No que diz respeito a fatores de risco para o consumo de tabaco e para o desenvolvimento de uma perturbação desta natureza podemos incluir 3 tipos: temperamentais, ambientais e genéticos ou fisiológicos. Os fatores de risco temperamentais prendem-se com os traços de personalidade do indivíduo. Pessoas mais externalizantes têm a probabilidade de iniciarem o consumo de tabaco aumentada. Indivíduos com perturbação depressiva, de ansiedade, bipolar ou perturbação da personalidade, ou ainda uma perturbação de uso de outras substâncias têm maior propensão para iniciarem e continuarem o hábitos tabágicos. Quanto aos fatores ambientais, parece haver evidência que os indivíduos com baixos rendimentos e baixos níveis de educação, têm maior probabilidade de iniciar o consumo de tabaco, bem como tendencialmente terão menor probabilidade de pararem. Os fatores genéticos também podem contribuir para o início do uso de tabaco, para a continuação do seu uso e para a evolução para uma perturbação de uso de tabaco. O grau de hereditariedade para esta perturbação é de cerca de 50%, á semelhança do que é observado em perturbações do consumo de outras substâncias.

As consequências médicas do uso de tabaco iniciam em média quando os fumadores alcançam a casa dos 50 anos, e por norma, tornam-se progressivamente mais debilitantes ao longo do tempo. Cerca de 50% das pessoas com perturbação do uso do tabaco e que não param o seu consumo, irão provavelmente morrer precocemente de doenças relacionadas com o tabaco. A maioria das condições médicas resulta da exposição ao monóxido de carbono, alcatrão e a outros agentes tóxicos do tabaco. O maior preditor da reversibilidade da patologia é a duração do tabagismo. Ou seja, quanto maior é o período da vida em que o indivíduo é fumador, menor é a possibilidade de remissão da patologia que vier a desenvolver. O tabagismo passivo é uma realidade a ser levada em consideração. Também esta forma de tabagismo aumenta em 30% o risco de doença cardíaca e de cancro.

Deixar de fumar pode ser muito difícil, e ao tentar, muitas pessoas debatem-se com desafios difíceis como a abstinência. Esta, caracteriza-se por sintomas mais ou menos intensos, que prejudicam fortemente o sucesso da paragem do seu uso. Os sintomas mais comuns são a irritabilidade, frustração, raiva, ansiedade, dificuldades de concentração, aumento do apetite, insónia e humor deprimido. Estes sintomas devem-se essencialmente á privação da nicotina. Os sintomas são muito mais intensos nos indivíduos fumadores ou utilizadores de tabaco sem fumo do que os que usam medicamentos de nicotina. Esta diferença deve-se provavelmente ao início mais rápido e níveis mais elevados de nicotina nos fumadores de cigarros. A síndrome de abstinência é frequente nos utilizadores diários que param ou reduzem mas também pode ocorrer em utilizadores não diários. Tipicamente a frequência cardíaca baixa cerca de 5 a 12 batimentos cardíacos por minuto após os primeiros dias sem fumar. A abstinência pode também produzir alterações do humor que podem afetar significativamente a funcionalidade do individuo.

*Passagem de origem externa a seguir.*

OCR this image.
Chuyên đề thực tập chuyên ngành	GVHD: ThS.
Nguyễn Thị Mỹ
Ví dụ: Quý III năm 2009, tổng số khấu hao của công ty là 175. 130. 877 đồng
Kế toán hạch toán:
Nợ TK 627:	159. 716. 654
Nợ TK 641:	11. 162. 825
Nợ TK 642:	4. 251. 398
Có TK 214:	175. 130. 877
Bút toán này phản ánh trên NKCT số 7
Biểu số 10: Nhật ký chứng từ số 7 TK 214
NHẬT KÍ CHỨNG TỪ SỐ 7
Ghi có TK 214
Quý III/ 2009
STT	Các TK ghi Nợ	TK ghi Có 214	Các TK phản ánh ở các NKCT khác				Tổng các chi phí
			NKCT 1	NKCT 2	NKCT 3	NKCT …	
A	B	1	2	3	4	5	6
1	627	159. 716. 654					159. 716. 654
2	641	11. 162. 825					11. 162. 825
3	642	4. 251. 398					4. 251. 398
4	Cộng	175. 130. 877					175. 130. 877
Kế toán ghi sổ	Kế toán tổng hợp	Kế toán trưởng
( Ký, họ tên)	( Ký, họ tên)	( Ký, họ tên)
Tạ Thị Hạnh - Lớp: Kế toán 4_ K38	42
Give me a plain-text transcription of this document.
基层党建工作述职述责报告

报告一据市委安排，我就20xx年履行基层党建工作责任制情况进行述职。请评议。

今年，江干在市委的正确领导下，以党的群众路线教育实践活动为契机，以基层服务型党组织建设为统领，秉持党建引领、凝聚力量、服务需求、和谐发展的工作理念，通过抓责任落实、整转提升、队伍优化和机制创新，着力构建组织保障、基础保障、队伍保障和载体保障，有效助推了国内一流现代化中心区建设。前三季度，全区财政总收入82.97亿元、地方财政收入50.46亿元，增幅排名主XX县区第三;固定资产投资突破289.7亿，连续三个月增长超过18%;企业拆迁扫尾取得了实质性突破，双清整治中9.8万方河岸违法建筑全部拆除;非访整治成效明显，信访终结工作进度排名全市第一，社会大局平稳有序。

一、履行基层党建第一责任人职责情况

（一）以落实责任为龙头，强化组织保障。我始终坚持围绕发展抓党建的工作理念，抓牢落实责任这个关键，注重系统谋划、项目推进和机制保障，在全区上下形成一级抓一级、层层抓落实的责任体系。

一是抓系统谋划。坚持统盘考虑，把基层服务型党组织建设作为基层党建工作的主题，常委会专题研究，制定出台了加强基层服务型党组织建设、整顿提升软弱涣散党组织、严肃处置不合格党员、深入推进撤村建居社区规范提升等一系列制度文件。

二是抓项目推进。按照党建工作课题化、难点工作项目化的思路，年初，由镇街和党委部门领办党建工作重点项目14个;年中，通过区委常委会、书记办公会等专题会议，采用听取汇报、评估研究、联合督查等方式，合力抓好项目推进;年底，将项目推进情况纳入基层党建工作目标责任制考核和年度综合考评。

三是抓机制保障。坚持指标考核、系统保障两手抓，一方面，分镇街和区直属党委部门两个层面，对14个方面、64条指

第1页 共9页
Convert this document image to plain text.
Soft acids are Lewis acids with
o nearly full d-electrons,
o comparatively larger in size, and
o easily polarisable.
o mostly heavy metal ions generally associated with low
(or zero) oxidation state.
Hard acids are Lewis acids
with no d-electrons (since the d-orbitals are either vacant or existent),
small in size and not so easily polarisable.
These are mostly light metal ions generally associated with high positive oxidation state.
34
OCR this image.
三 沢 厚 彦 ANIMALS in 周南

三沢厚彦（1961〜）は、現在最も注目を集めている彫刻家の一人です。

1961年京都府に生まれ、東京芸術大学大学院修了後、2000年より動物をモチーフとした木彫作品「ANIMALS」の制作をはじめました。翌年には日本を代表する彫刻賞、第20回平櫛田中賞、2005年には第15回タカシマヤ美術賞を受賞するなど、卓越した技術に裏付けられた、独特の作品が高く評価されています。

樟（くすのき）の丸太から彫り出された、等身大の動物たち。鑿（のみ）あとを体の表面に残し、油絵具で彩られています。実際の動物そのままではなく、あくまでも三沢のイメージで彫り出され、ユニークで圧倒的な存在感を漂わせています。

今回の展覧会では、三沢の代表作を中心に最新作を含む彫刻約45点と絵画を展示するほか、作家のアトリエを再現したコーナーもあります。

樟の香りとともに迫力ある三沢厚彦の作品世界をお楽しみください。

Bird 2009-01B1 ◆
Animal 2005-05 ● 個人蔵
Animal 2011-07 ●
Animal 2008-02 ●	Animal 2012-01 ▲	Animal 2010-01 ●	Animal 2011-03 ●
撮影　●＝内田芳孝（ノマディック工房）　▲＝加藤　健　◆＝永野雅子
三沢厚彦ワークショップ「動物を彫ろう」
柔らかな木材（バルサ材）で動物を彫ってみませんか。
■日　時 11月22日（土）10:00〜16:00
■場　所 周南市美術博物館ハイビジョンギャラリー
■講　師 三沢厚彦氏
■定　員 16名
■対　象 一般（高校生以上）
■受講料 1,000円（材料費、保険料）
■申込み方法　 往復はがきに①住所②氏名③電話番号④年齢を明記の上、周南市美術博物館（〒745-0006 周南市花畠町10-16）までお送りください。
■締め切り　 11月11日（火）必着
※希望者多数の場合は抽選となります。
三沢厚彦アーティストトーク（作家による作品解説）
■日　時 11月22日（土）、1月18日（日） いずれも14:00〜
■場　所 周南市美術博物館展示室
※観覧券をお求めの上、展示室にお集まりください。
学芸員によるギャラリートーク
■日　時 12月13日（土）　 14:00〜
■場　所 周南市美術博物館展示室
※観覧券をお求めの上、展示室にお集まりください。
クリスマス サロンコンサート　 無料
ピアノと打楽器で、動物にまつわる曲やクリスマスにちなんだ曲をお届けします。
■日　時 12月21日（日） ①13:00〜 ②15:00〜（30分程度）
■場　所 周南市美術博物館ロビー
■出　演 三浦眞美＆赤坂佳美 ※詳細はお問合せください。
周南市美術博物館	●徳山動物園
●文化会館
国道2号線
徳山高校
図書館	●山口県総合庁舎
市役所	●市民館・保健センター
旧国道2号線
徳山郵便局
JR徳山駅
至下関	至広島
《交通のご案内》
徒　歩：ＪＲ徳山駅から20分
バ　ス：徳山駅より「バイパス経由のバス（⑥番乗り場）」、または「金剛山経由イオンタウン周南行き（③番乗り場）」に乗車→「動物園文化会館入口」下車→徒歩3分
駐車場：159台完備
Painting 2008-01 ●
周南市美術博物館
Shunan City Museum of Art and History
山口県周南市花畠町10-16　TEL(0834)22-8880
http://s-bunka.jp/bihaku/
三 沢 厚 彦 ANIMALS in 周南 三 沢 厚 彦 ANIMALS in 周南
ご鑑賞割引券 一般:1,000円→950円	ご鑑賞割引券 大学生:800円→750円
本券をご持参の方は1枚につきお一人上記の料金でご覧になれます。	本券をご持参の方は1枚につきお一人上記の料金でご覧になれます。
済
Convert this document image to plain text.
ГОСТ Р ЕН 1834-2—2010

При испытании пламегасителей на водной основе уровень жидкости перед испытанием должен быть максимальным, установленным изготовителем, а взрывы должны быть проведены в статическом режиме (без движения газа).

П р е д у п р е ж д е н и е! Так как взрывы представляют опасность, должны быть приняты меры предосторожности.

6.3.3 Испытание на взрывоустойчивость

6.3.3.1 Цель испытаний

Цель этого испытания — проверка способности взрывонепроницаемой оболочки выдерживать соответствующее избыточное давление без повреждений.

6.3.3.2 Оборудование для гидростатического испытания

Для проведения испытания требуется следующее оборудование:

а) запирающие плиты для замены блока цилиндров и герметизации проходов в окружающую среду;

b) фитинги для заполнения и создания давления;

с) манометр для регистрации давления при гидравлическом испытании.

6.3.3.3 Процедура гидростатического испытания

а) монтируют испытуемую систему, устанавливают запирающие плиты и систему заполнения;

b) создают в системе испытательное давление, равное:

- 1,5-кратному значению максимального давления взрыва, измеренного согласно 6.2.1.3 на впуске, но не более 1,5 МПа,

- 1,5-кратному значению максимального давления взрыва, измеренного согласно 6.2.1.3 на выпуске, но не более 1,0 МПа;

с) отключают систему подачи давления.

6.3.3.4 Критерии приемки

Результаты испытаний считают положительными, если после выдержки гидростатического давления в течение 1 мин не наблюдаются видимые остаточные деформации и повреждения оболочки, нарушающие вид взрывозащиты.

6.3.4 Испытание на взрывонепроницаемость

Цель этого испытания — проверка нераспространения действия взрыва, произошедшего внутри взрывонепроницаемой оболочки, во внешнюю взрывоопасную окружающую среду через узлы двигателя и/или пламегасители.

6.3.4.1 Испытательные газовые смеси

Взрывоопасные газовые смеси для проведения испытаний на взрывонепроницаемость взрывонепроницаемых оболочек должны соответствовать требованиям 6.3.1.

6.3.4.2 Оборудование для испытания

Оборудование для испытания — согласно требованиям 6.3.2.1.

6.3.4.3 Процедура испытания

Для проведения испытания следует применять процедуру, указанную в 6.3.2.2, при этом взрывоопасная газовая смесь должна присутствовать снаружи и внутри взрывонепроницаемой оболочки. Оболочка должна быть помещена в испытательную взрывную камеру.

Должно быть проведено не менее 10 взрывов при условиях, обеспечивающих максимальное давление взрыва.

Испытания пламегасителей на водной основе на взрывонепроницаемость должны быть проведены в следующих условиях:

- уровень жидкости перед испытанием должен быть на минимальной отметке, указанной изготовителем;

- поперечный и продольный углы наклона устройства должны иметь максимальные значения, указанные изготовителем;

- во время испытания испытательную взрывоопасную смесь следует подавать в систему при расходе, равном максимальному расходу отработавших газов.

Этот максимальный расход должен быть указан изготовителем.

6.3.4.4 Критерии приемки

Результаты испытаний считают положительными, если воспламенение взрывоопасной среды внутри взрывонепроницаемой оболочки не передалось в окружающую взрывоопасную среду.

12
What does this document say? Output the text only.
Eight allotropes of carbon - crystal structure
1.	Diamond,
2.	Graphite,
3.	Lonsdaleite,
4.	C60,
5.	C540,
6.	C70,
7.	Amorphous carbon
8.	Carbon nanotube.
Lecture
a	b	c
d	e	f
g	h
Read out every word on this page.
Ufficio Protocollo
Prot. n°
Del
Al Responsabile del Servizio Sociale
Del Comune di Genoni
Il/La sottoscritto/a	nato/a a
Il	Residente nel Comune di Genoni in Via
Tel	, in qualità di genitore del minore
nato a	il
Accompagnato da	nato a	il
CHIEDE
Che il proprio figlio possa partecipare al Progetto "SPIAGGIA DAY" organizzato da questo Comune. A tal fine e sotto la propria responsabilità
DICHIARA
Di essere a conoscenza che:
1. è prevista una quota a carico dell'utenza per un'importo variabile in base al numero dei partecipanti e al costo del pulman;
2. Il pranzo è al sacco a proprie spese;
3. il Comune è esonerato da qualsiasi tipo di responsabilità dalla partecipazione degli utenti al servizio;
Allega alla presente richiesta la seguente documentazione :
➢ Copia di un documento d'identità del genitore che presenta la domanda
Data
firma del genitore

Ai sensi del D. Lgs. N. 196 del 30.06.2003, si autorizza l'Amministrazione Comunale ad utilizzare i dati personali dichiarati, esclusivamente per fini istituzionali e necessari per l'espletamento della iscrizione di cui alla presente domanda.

Sendo o consumo de tabaco uma prática que envolve tantos riscos para a saúde (e também financeiros), são vários os apelos para que programas de cessação tabágica sejam implementados. Esses programas podem ser grupais ou individuais e, tratando-se de uma tarefa difícil, o apoio especializado pode ser a melhor opção. Existem atualmente inúmeras técnicas e programas já testados, que revelam grande eficácia e que tornam o processo menos doloroso e solitário. A intervenção psicológica de orientação cognitivo-comportamental é sem dúvida das mais eficazes e com efeitos mais duradouros. Se é o seu caso, não deixe de procurar apoio, invista na sua saúde e no seu bem-estar.
Fonte: Manual de Diagnóstico e Estatística das Perturbações Mentais – Quinta Edição (DSM-V). American Psychiatric Association.